The New York Times: “Iceland, it seems, is full of hidden poets. When they’re not at their day jobs, a great many of the island’s 330,000 inhabitants dabble in verse, including politicians, businessmen, horse breeders and scientists who study the genetic isolation of the island in pursuit of medical breakthroughs. Even David Oddsson, who was prime minister in 2002 … and central bank governor in 2008 … is a poet by training.”

“Birgitta Jonsdottir, the leader of the anarchist-leaning Pirate Party, which did well in a recent general election, describes herself rather loftily as a ‘poetician’ …. Poetry is a national pastime … said Sveinn Yngvi Egilsson, a professor of Icelandic literature at the University of Iceland. ‘It’s part of being an Icelander,’ he said. “In earlier times, verses were an integral part of social gatherings and were often improvised, he said.
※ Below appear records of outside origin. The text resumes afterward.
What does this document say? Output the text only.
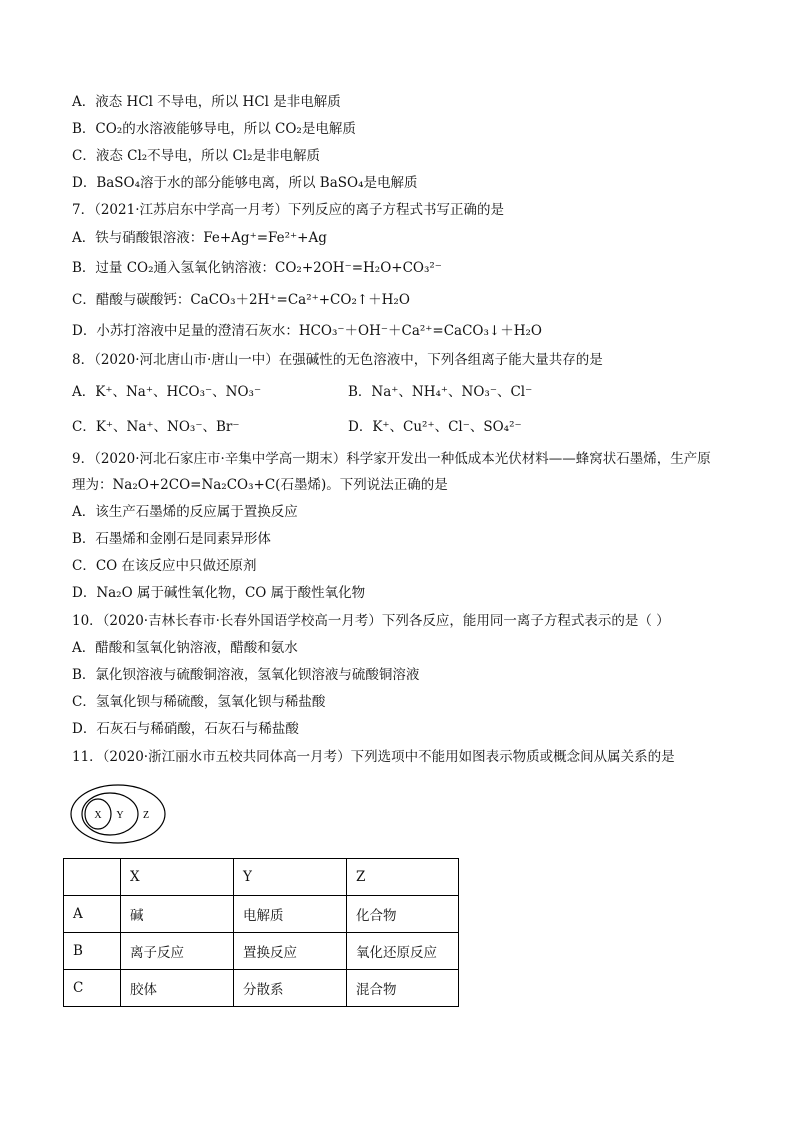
A．液态 HCl 不导电，所以 HCl 是非电解质
B．CO₂的水溶液能够导电，所以 CO₂是电解质
C．液态 Cl₂不导电，所以 Cl₂是非电解质
D．BaSO₄溶于水的部分能够电离，所以 BaSO₄是电解质
7．（2021·江苏启东中学高一月考）下列反应的离子方程式书写正确的是
A．铁与硝酸银溶液：Fe+Ag⁺=Fe²⁺+Ag
B．过量 CO₂通入氢氧化钠溶液：CO₂+2OH⁻=H₂O+CO₃²⁻
C．醋酸与碳酸钙：CaCO₃＋2H⁺=Ca²⁺+CO₂↑＋H₂O
D．小苏打溶液中足量的澄清石灰水：HCO₃⁻＋OH⁻＋Ca²⁺=CaCO₃↓＋H₂O
8．（2020·河北唐山市·唐山一中）在强碱性的无色溶液中，下列各组离子能大量共存的是
A．K⁺、Na⁺、HCO₃⁻、NO₃⁻	B．Na⁺、NH₄⁺、NO₃⁻、Cl⁻
C．K⁺、Na⁺、NO₃⁻、Br⁻	D．K⁺、Cu²⁺、Cl⁻、SO₄²⁻
9．（2020·河北石家庄市·辛集中学高一期末）科学家开发出一种低成本光伏材料——蜂窝状石墨烯，生产原
理为：Na₂O+2CO=Na₂CO₃+C(石墨烯)。下列说法正确的是
A．该生产石墨烯的反应属于置换反应
B．石墨烯和金刚石是同素异形体
C．CO 在该反应中只做还原剂
D．Na₂O 属于碱性氧化物，CO 属于酸性氧化物
10．（2020·吉林长春市·长春外国语学校高一月考）下列各反应，能用同一离子方程式表示的是（ ）
A．醋酸和氢氧化钠溶液，醋酸和氨水
B．氯化钡溶液与硫酸铜溶液，氢氧化钡溶液与硫酸铜溶液
C．氢氧化钡与稀硫酸，氢氧化钡与稀盐酸
D．石灰石与稀硝酸，石灰石与稀盐酸
11．（2020·浙江丽水市五校共同体高一月考）下列选项中不能用如图表示物质或概念间从属关系的是
X Y Z
	X	Y	Z
A	碱	电解质	化合物
B	离子反应	置换反应	氧化还原反应
C	胶体	分散系	混合物
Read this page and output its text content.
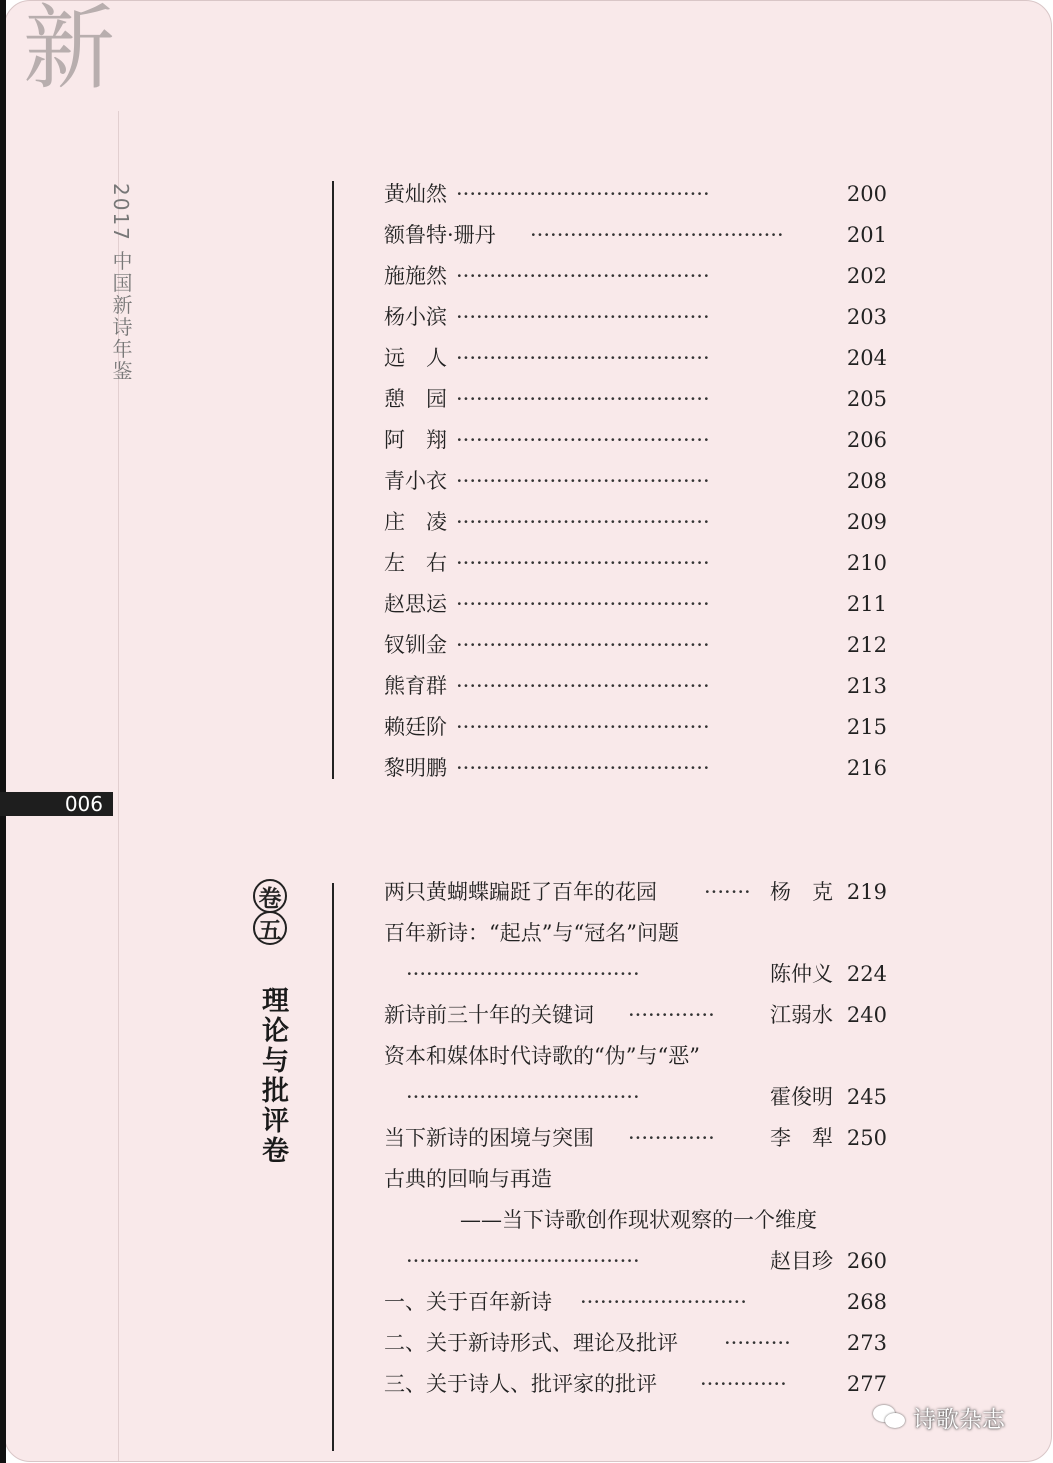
新
2017 中国新诗年鉴
卷
五
理论与批评卷
黄灿然 ······································	200
额鲁特·珊丹 ······································	201
施施然 ······································	202
杨小滨 ······································	203
远　人 ······································	204
憩　园 ······································	205
阿　翔 ······································	206
青小衣 ······································	208
庄　凌 ······································	209
左　右 ······································	210
赵思运 ······································	211
钗钏金 ······································	212
熊育群 ······································	213
赖廷阶 ······································	215
黎明鹏 ······································	216
两只黄蝴蝶蹁跹了百年的花园 ······· 杨　克 219
百年新诗：“起点”与“冠名”问题
···································	陈仲义 224
新诗前三十年的关键词 ·············	江弱水 240
资本和媒体时代诗歌的“伪”与“恶”
···································	霍俊明 245
当下新诗的困境与突围 ·············	李　犁 250
古典的回响与再造
——当下诗歌创作现状观察的一个维度
···································	赵目珍 260
一、关于百年新诗 ·························	268
二、关于新诗形式、理论及批评 ··········	273
三、关于诗人、批评家的批评 ·············	277
诗歌杂志
006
Poetry contests were held, with the prizes going to the wittiest, sharpest verses.”

“Poetry was the third-largest category of books published in the country in 2014, after fiction and the arts, according to figures from the national library. Far more poetry books were published in Iceland that year than books about economics or public administration … The cold oceanic climate and long winter nights may also have something to do with it. ‘People usually get bored, and they try to humor each other. One of those ways is poetry,’ Professor Egilsson said.”